We use standards every day, in all aspects of our lives. Some standards have been around for hundreds or even thousands of years. Think, for example, of weights and measures and how their differences and similarities affect us all.

Standards provide a shared reference framework that ensures safety, reliability, interoperability, and transparency, with partners having common expectations on each other’s performances and products.

In an ideal market there would be no need for standards, but the more a real market grows in complexity the more they become important and proliferate, and eventually become plethoric.

In fact, standards organizations operating in large economies are increasingly extending their scope, and authoritativeness becomes an issue when standards are released covering niche areas, without being conclusive.

Battling on and through standards

Today’s logarithmic pace of technological evolution and the sluggish operating model of standards organizations are jeopardizing the relevance of any new standards, most of which are doomed from inception. In fact, in addition to the delay in releasing de iure (formally ratified) standards, their adoption is generally voluntary, and this is an incentive for de facto (market-driven) standards to prevail through widespread use. The ratification of de facto standards often comes after they have achieved a dominant position, thus strengthening it.

The last three decades have seen the rising of process standards, often following a regulatory approach. On one hand, certification is frequently wanted mostly to indulge customer expectations, enhance perception, and increase reputation. On the other hand, due to their regulatory intention, process standards are perceived as constricting, inflated and unhelpful.

The huge assortment of standards nowadays promotes the belief that there is no real intent to join forces and maximize efforts. On the contrary, this plethora of standards appears to be the result of faction fights.

Translation and terminology standards

For example, the existing translation and terminology standards are mostly detached from reality and seem the product of pure academic exercises in reiterating century-old practices that look rather unfashionable to outliers.

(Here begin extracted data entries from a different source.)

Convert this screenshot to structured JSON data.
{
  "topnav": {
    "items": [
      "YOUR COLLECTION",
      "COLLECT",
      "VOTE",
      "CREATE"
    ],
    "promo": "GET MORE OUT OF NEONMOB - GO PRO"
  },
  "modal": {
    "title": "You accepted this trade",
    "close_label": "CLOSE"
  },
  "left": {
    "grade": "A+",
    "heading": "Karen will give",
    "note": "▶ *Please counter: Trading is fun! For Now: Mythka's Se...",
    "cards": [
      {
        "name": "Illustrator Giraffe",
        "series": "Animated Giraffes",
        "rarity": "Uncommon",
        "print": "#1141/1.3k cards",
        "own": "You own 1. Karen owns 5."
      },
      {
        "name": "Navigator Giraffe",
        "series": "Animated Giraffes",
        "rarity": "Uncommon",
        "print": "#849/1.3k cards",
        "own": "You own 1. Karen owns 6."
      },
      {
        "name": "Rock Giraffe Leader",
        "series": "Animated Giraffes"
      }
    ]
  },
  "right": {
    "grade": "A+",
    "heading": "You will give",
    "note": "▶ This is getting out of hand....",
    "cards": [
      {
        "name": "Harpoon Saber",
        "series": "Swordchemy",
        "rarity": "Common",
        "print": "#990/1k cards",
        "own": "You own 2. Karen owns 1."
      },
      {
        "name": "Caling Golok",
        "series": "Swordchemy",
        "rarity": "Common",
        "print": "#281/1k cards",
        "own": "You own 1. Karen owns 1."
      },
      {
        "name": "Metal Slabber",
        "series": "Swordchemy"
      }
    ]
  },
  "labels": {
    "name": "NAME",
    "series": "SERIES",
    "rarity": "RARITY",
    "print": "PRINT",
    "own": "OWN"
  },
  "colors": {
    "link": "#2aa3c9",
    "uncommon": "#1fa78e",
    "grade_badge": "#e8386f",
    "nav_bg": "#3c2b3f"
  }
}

Standards look as a way for the whole translation community to recover from the failure of having the relevance and importance of translation acknowledged and unchallenged, but this topic is more and more restricted to narrow and narrow circles, frantically and feebly claiming for recognition.

Terminology is exemplary in this respect.

In 1991, during the 3rd TermNet Summer School in Vienna, Christian Galinski predicted that, before the turn of the millennium, the importance of terminology would eventually be universally acknowledged. Mr. Galinski also predicted that terminology would be reserved its own place among C-level executives.

A quarter of a century later, terminology is still an ancillary discipline for a belittled profession, with a lot of specialized literature considering terminology as an indisputable subject. In sacred circles, though, discussions are still around data categories, semantic interoperability, data modelling — obviously according to unsung standards — and term formation in association with standards.

As futurist Raymond Kurzweil illustrated with a brilliantly devised imagery, we are in the second half of the chessboard, and no standard effort, however smart, can keep the pace with technology evolution.

Terminology plays a crucial role in accessing and managing information, especially today, but it is still a knowledge-intensive labor-demanding human task, with users being more and more often unaware of — and possibly uninterested in — its principles and methods, and the many terminological standards available becoming obsolete as soon as they are published because of the slowness of the process and the verticality of topics and efforts.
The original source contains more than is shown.